2. In NRW "dürfen" die Hochschulen nach eigenem Gusto Gebühren von bis zu 500 Öre pro Semester erheben und für Maßnahmen zur Qualitätsverbesserung der Lehre ausgeben. Die NRW-Bank muß die Gebühren als kostengünstiges Darlehen ohne Bonitätsprüfung vorfinanzieren. Bis auf die Zahlung in irgendeinen Ausgleichsfonds bleibt das Geld also an der Hochschule. Gleichzeitig zieht sich das Land NRW offensichtlich systematisch aus der Finanzierung der Hochschulen zurück. Die Hochschulen fühlen sich also konsequenterweise gezwungen, die Studiengebühren zu erheben, um zumindest teilweise die Ausfälle durch die Kürzungen aus dem Landeshaushalt zu kompensieren. Die Studiengebühren sind allerdings sehr zweckgebunden und können nicht in dem Maße kompensativ eingesetzt werden, wie es manchmal wünschenswert sein könnte. Diese NRW-Gesetzeslage bedeutet aber auch, daß eine Universität nicht einfach für sich steht. Alle anderen Hochschulen haben Studiengebühren zumeist in der gesetzlich festgelegten Höchsthöhe von 500 Öre eingeführt. Da ist es wenig bis nicht sinnvoll, an einem starren 0-Öre-System festzuhalten.

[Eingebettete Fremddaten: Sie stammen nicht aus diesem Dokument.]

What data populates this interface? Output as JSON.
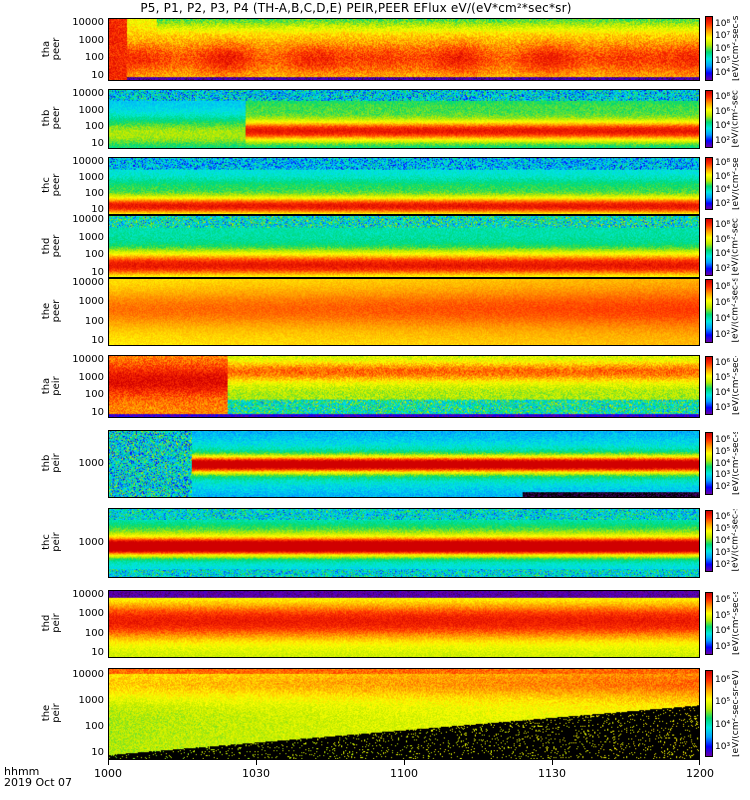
{
  "title": "P5, P1, P2, P3, P4 (TH-A,B,C,D,E) PEIR,PEER EFlux eV/(eV*cm²*sec*sr)",
  "x_axis": {
    "label": "hhmm",
    "date": "2019 Oct 07",
    "ticks": [
      "1000",
      "1030",
      "1100",
      "1130",
      "1200"
    ]
  },
  "colorbar_label": "[eV/(cm²-sec-sr-eV)] (4)",
  "colors": {
    "spectrum": [
      "#000000",
      "#6a00a8",
      "#0000ff",
      "#00a0ff",
      "#00e8e0",
      "#00d870",
      "#b8e800",
      "#ffff00",
      "#ffa000",
      "#ff3000",
      "#d00000"
    ]
  },
  "chart_data": [
    {
      "type": "heatmap",
      "ylabel": "tha\npeer",
      "yticks": [
        "10",
        "100",
        "1000",
        "10000"
      ],
      "colorbar_ticks": [
        "10⁴",
        "10⁵",
        "10⁶",
        "10⁷",
        "10⁸"
      ],
      "x_range": [
        "1000",
        "1200"
      ],
      "y_scale": "log",
      "colorscale": "log"
    },
    {
      "type": "heatmap",
      "ylabel": "thb\npeer",
      "yticks": [
        "10",
        "100",
        "1000",
        "10000"
      ],
      "colorbar_ticks": [
        "10²",
        "10⁴",
        "10⁶",
        "10⁸"
      ],
      "x_range": [
        "1000",
        "1200"
      ],
      "y_scale": "log",
      "colorscale": "log"
    },
    {
      "type": "heatmap",
      "ylabel": "thc\npeer",
      "yticks": [
        "10",
        "100",
        "1000",
        "10000"
      ],
      "colorbar_ticks": [
        "10²",
        "10⁴",
        "10⁶",
        "10⁸"
      ],
      "x_range": [
        "1000",
        "1200"
      ],
      "y_scale": "log",
      "colorscale": "log"
    },
    {
      "type": "heatmap",
      "ylabel": "thd\npeer",
      "yticks": [
        "10",
        "100",
        "1000",
        "10000"
      ],
      "colorbar_ticks": [
        "10²",
        "10⁴",
        "10⁶",
        "10⁸"
      ],
      "x_range": [
        "1000",
        "1200"
      ],
      "y_scale": "log",
      "colorscale": "log"
    },
    {
      "type": "heatmap",
      "ylabel": "the\npeer",
      "yticks": [
        "10",
        "100",
        "1000",
        "10000"
      ],
      "colorbar_ticks": [
        "10²",
        "10⁴",
        "10⁶",
        "10⁸"
      ],
      "x_range": [
        "1000",
        "1200"
      ],
      "y_scale": "log",
      "colorscale": "log"
    },
    {
      "type": "heatmap",
      "ylabel": "tha\npeir",
      "yticks": [
        "10",
        "100",
        "1000",
        "10000"
      ],
      "colorbar_ticks": [
        "10³",
        "10⁴",
        "10⁵",
        "10⁶"
      ],
      "x_range": [
        "1000",
        "1200"
      ],
      "y_scale": "log",
      "colorscale": "log"
    },
    {
      "type": "heatmap",
      "ylabel": "thb\npeir",
      "yticks": [
        "1000"
      ],
      "colorbar_ticks": [
        "10²",
        "10³",
        "10⁴",
        "10⁵",
        "10⁶"
      ],
      "x_range": [
        "1000",
        "1200"
      ],
      "y_scale": "log",
      "colorscale": "log"
    },
    {
      "type": "heatmap",
      "ylabel": "thc\npeir",
      "yticks": [
        "1000"
      ],
      "colorbar_ticks": [
        "10²",
        "10³",
        "10⁴",
        "10⁵",
        "10⁶"
      ],
      "x_range": [
        "1000",
        "1200"
      ],
      "y_scale": "log",
      "colorscale": "log"
    },
    {
      "type": "heatmap",
      "ylabel": "thd\npeir",
      "yticks": [
        "10",
        "100",
        "1000",
        "10000"
      ],
      "colorbar_ticks": [
        "10³",
        "10⁴",
        "10⁵",
        "10⁶"
      ],
      "x_range": [
        "1000",
        "1200"
      ],
      "y_scale": "log",
      "colorscale": "log"
    },
    {
      "type": "heatmap",
      "ylabel": "the\npeir",
      "yticks": [
        "10",
        "100",
        "1000",
        "10000"
      ],
      "colorbar_ticks": [
        "10³",
        "10⁴",
        "10⁵",
        "10⁶"
      ],
      "x_range": [
        "1000",
        "1200"
      ],
      "y_scale": "log",
      "colorscale": "log"
    }
  ]
}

Leider werden hier auf beiden Seiten die beiden Aspekte fürchterlich konfundiert. Der Senat der Universität braucht nicht stundenlang über Inhalte des Gesetzes zu diskutieren, das er so jetzt eh nicht wird ändern können. Natürlich wäre es nett und denkbar, eine Pressemitteilung, ein Kommuniqué oder ähnliches an die Öffentlichkeit zu geben, in dem der Senat der Uni Bielefeld das Land scharf für seinen Schlingerkurs angreift und kritisiert. DAFÜR darf er diskutieren, so lange er will. Aber eine konfuse Debatte, in der offenbar eine Seite der anderen nicht gescheit zuhört (und das gilt für beide Seiten!), und das über vier Stunden lang, finde ich bei all dem Brimborium drumherum einfach unnötig.

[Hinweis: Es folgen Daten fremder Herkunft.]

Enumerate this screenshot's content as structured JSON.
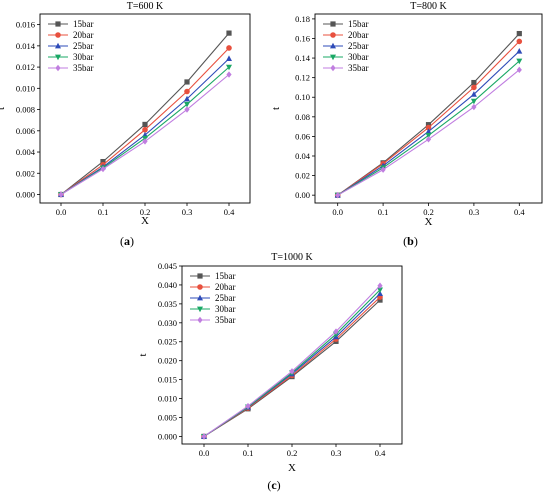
{
  "chart_data": [
    {
      "panel_label": "(a)",
      "type": "line",
      "title": "T=600 K",
      "xlabel": "X",
      "ylabel": "t",
      "x": [
        0.0,
        0.1,
        0.2,
        0.3,
        0.4
      ],
      "x_ticks": [
        "0.0",
        "0.1",
        "0.2",
        "0.3",
        "0.4"
      ],
      "xlim": [
        -0.05,
        0.45
      ],
      "y_ticks": [
        "0.000",
        "0.002",
        "0.004",
        "0.006",
        "0.008",
        "0.010",
        "0.012",
        "0.014",
        "0.016"
      ],
      "ylim": [
        -0.0008,
        0.017
      ],
      "legend_position": "top-left",
      "series": [
        {
          "name": "15bar",
          "color": "#555555",
          "marker": "square",
          "values": [
            0.0,
            0.0031,
            0.0066,
            0.0106,
            0.0152
          ]
        },
        {
          "name": "20bar",
          "color": "#e8503e",
          "marker": "circle",
          "values": [
            0.0,
            0.0028,
            0.0061,
            0.0097,
            0.0138
          ]
        },
        {
          "name": "25bar",
          "color": "#2e4bb8",
          "marker": "triangle-up",
          "values": [
            0.0,
            0.0026,
            0.0056,
            0.009,
            0.0128
          ]
        },
        {
          "name": "30bar",
          "color": "#1aa865",
          "marker": "triangle-down",
          "values": [
            0.0,
            0.0025,
            0.0053,
            0.0085,
            0.012
          ]
        },
        {
          "name": "35bar",
          "color": "#c07ee0",
          "marker": "diamond",
          "values": [
            0.0,
            0.0024,
            0.005,
            0.008,
            0.0113
          ]
        }
      ]
    },
    {
      "panel_label": "(b)",
      "type": "line",
      "title": "T=800 K",
      "xlabel": "X",
      "ylabel": "t",
      "x": [
        0.0,
        0.1,
        0.2,
        0.3,
        0.4
      ],
      "x_ticks": [
        "0.0",
        "0.1",
        "0.2",
        "0.3",
        "0.4"
      ],
      "xlim": [
        -0.05,
        0.45
      ],
      "y_ticks": [
        "0.00",
        "0.02",
        "0.04",
        "0.06",
        "0.08",
        "0.10",
        "0.12",
        "0.14",
        "0.16",
        "0.18"
      ],
      "ylim": [
        -0.008,
        0.185
      ],
      "legend_position": "top-left",
      "series": [
        {
          "name": "15bar",
          "color": "#555555",
          "marker": "square",
          "values": [
            0.0,
            0.033,
            0.072,
            0.115,
            0.165
          ]
        },
        {
          "name": "20bar",
          "color": "#e8503e",
          "marker": "circle",
          "values": [
            0.0,
            0.032,
            0.069,
            0.11,
            0.157
          ]
        },
        {
          "name": "25bar",
          "color": "#2e4bb8",
          "marker": "triangle-up",
          "values": [
            0.0,
            0.03,
            0.065,
            0.103,
            0.147
          ]
        },
        {
          "name": "30bar",
          "color": "#1aa865",
          "marker": "triangle-down",
          "values": [
            0.0,
            0.028,
            0.061,
            0.096,
            0.137
          ]
        },
        {
          "name": "35bar",
          "color": "#c07ee0",
          "marker": "diamond",
          "values": [
            0.0,
            0.026,
            0.057,
            0.09,
            0.128
          ]
        }
      ]
    },
    {
      "panel_label": "(c)",
      "type": "line",
      "title": "T=1000 K",
      "xlabel": "X",
      "ylabel": "t",
      "x": [
        0.0,
        0.1,
        0.2,
        0.3,
        0.4
      ],
      "x_ticks": [
        "0.0",
        "0.1",
        "0.2",
        "0.3",
        "0.4"
      ],
      "xlim": [
        -0.05,
        0.45
      ],
      "y_ticks": [
        "0.000",
        "0.005",
        "0.010",
        "0.015",
        "0.020",
        "0.025",
        "0.030",
        "0.035",
        "0.040",
        "0.045"
      ],
      "ylim": [
        -0.002,
        0.045
      ],
      "legend_position": "top-left",
      "series": [
        {
          "name": "15bar",
          "color": "#555555",
          "marker": "square",
          "values": [
            0.0,
            0.0073,
            0.0158,
            0.0251,
            0.036
          ]
        },
        {
          "name": "20bar",
          "color": "#e8503e",
          "marker": "circle",
          "values": [
            0.0,
            0.0075,
            0.0161,
            0.0257,
            0.0368
          ]
        },
        {
          "name": "25bar",
          "color": "#2e4bb8",
          "marker": "triangle-up",
          "values": [
            0.0,
            0.0077,
            0.0165,
            0.0263,
            0.0377
          ]
        },
        {
          "name": "30bar",
          "color": "#1aa865",
          "marker": "triangle-down",
          "values": [
            0.0,
            0.0078,
            0.0168,
            0.027,
            0.0387
          ]
        },
        {
          "name": "35bar",
          "color": "#c07ee0",
          "marker": "diamond",
          "values": [
            0.0,
            0.008,
            0.0172,
            0.0277,
            0.0398
          ]
        }
      ]
    }
  ]
}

ICH würde mir wünschen, daß HochschullehrerInnen und Studierende und die vielen MitarbeiterInnen des Mittelbaus den gemeinsamen "Feind" in Düsseldorf ausmachen würden und ihre Schelte und ihre Konfliktbereitschaft dorthin lenken würden, wo die echten Adressaten sitzen: diejenigen, die "Aus"Bildung lediglich als Investition in eine vermeintlich ertragreiche Zukunft betrachten. Die glauben, mit einem noblen Kreditangebot der Friseurstochter das Studium schmackhafter machen zu können. Die immer noch glauben, daß die vielen Nebenjobs von Studierenden der Finanzierung vieler Skiurlaube dienen. Die glauben, daß Duckmäusertum und Schmalspurstudien selbstbewußte und ausstrahlende Persönlichkeiten hervorbringen werden. Aber für eine derart engagierte und energische Haltung hat der Rektor nicht die richtige Figur. Leider.

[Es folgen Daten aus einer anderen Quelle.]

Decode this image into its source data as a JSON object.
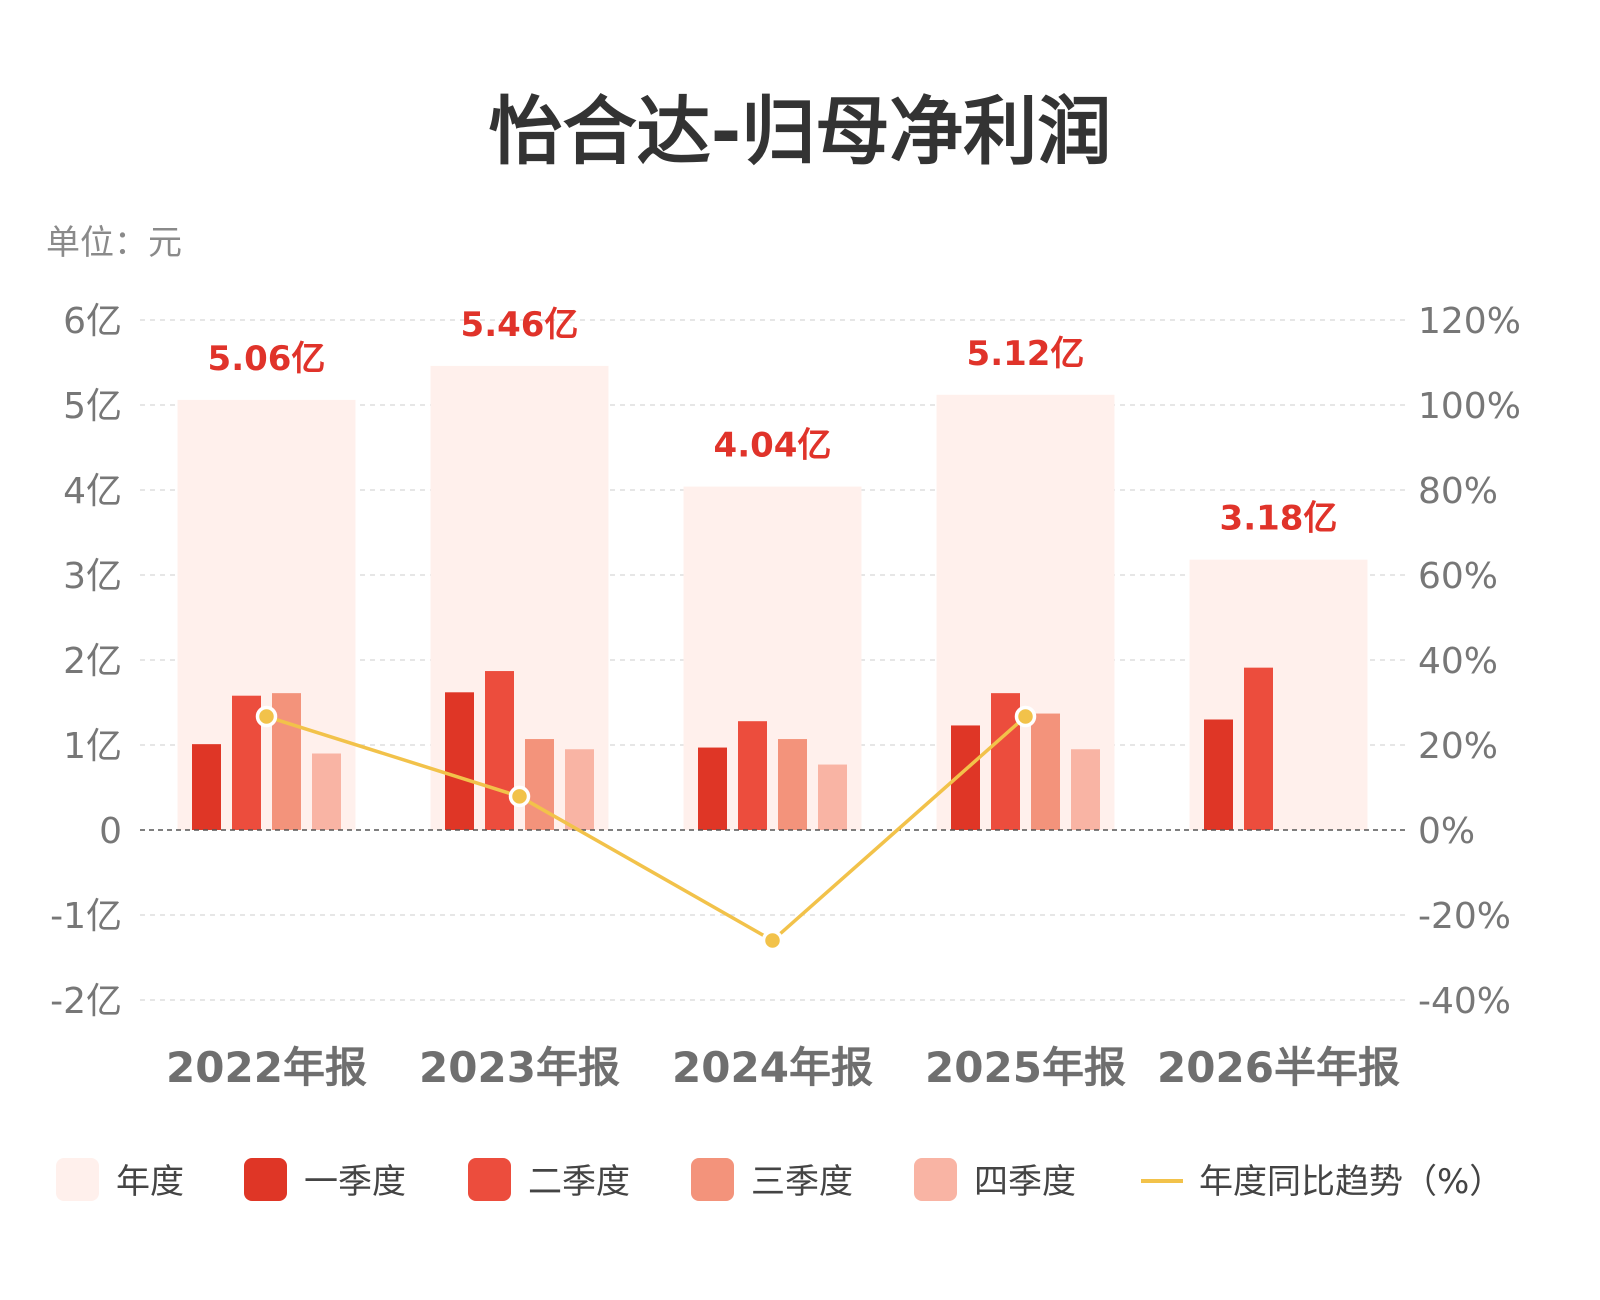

Ich bin grundsätzlich gegen Studiengebühren, aber in der aktuellen, tatsächlichen Bielefelder Situation ist es total bescheuert, NULL Studiengebühren zu fordern. Und ich bin absolut dagegen, hier solche Shows wie die von gestern aufzuführen. Wenn zwei Statusgruppen sich mit einiger Begründung für einen Betrag aussprechen, der ca. 70 Öre unter dem Betrag liegt, den das Rektorat präferiert und der vom Rektorat nicht dezidiert in genau dieser Höhe begründet werden kann, halte ich es für das falsche Signal, die eigene Mehrheit stur durchzuziehen und den höheren Betrag durchzupeitschen. Da wäre tatsächlich mal weniger mehr gewesen.